Agostino Arrivabene, quella pittura colma di volontà magica

Domani, lunedì 7 settembre, inaugura a Milano la mostra di Agostino Arrivabene, artista geniale e visionario alfiere del figurativo italiano contemporaneo. Cerchiamo qui di metterne in luce il personalissimo “oniricon”: un ponte verso una surrealtà che non nega il mondo dei fenomeni, ma integra il visibile della potenza estatica dell’invisibile.


di Luca Siniscalco
originariamente pubblicato su IlGiornaleOFF
copertina: Agostino Arrivabene, “Lucifero”, 1997

Segni precisi, tecnica rinascimentale, plasticità dalla pregevole fattura, eleganza del tratto s’intersecano a sfuggenti e magmatiche epifanie, metamorfosi vorticanti, transizioni dell’elementare.

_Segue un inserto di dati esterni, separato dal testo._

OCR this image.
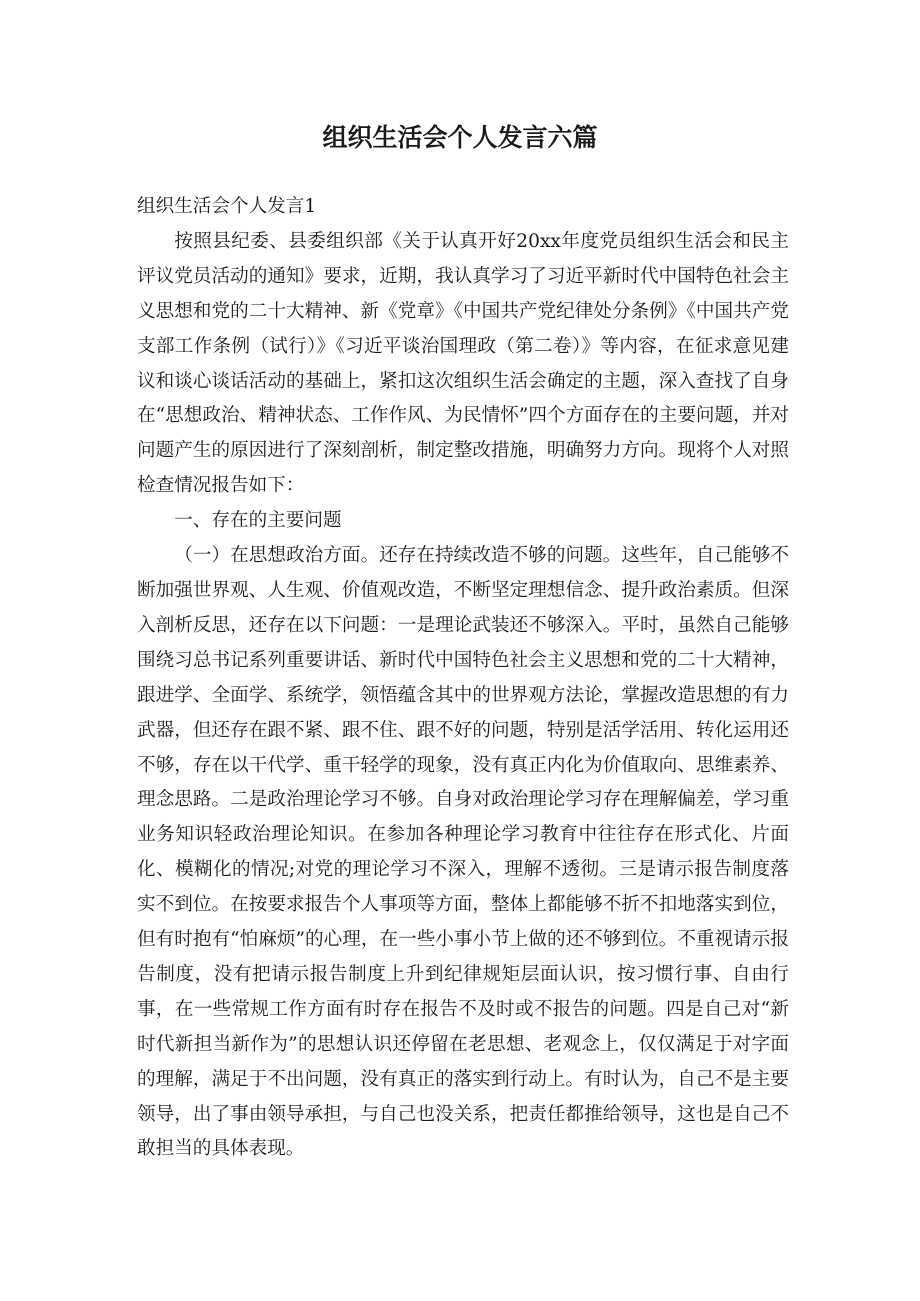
组织生活会个人发言六篇

组织生活会个人发言1

按照县纪委、县委组织部《关于认真开好20xx年度党员组织生活会和民主评议党员活动的通知》要求，近期，我认真学习了习近平新时代中国特色社会主义思想和党的二十大精神、新《党章》《中国共产党纪律处分条例》《中国共产党支部工作条例（试行）》《习近平谈治国理政（第二卷）》等内容，在征求意见建议和谈心谈话活动的基础上，紧扣这次组织生活会确定的主题，深入查找了自身在“思想政治、精神状态、工作作风、为民情怀”四个方面存在的主要问题，并对问题产生的原因进行了深刻剖析，制定整改措施，明确努力方向。现将个人对照检查情况报告如下：

一、存在的主要问题

（一）在思想政治方面。还存在持续改造不够的问题。这些年，自己能够不断加强世界观、人生观、价值观改造，不断坚定理想信念、提升政治素质。但深入剖析反思，还存在以下问题：一是理论武装还不够深入。平时，虽然自己能够围绕习总书记系列重要讲话、新时代中国特色社会主义思想和党的二十大精神，跟进学、全面学、系统学，领悟蕴含其中的世界观方法论，掌握改造思想的有力武器，但还存在跟不紧、跟不住、跟不好的问题，特别是活学活用、转化运用还不够，存在以干代学、重干轻学的现象，没有真正内化为价值取向、思维素养、理念思路。二是政治理论学习不够。自身对政治理论学习存在理解偏差，学习重业务知识轻政治理论知识。在参加各种理论学习教育中往往存在形式化、片面化、模糊化的情况;对党的理论学习不深入，理解不透彻。三是请示报告制度落实不到位。在按要求报告个人事项等方面，整体上都能够不折不扣地落实到位，但有时抱有“怕麻烦”的心理，在一些小事小节上做的还不够到位。不重视请示报告制度，没有把请示报告制度上升到纪律规矩层面认识，按习惯行事、自由行事，在一些常规工作方面有时存在报告不及时或不报告的问题。四是自己对“新时代新担当新作为”的思想认识还停留在老思想、老观念上，仅仅满足于对字面的理解，满足于不出问题，没有真正的落实到行动上。有时认为，自己不是主要领导，出了事由领导承担，与自己也没关系，把责任都推给领导，这也是自己不敢担当的具体表现。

È questa complessità, irta sulla soglia dell’indicibile, a pervadere le opere di Agostino Arrivabene, a suggellare i suoi gioielli estetici in cui gli opposti sono magneticamente attratti anziché distinti.

All’arte di Arrivabene non si addice il Due, la scissione che analiticamente distingue e separa le forme, piuttosto una coraggiosa, incessante, a tratti ossessiva tensione verso l’Uno, che si dà effusivamente nell’infinità delle immagini.

Per questo le tele dell’artista lombardo sono un esempio di radicale iconofilia: è l’amore per l’immagine, nella sua dimensione mediatrice, quale via d’elezione fra i diversi piani del reale, a dare l’imprimatur alle creazioni dell’artista.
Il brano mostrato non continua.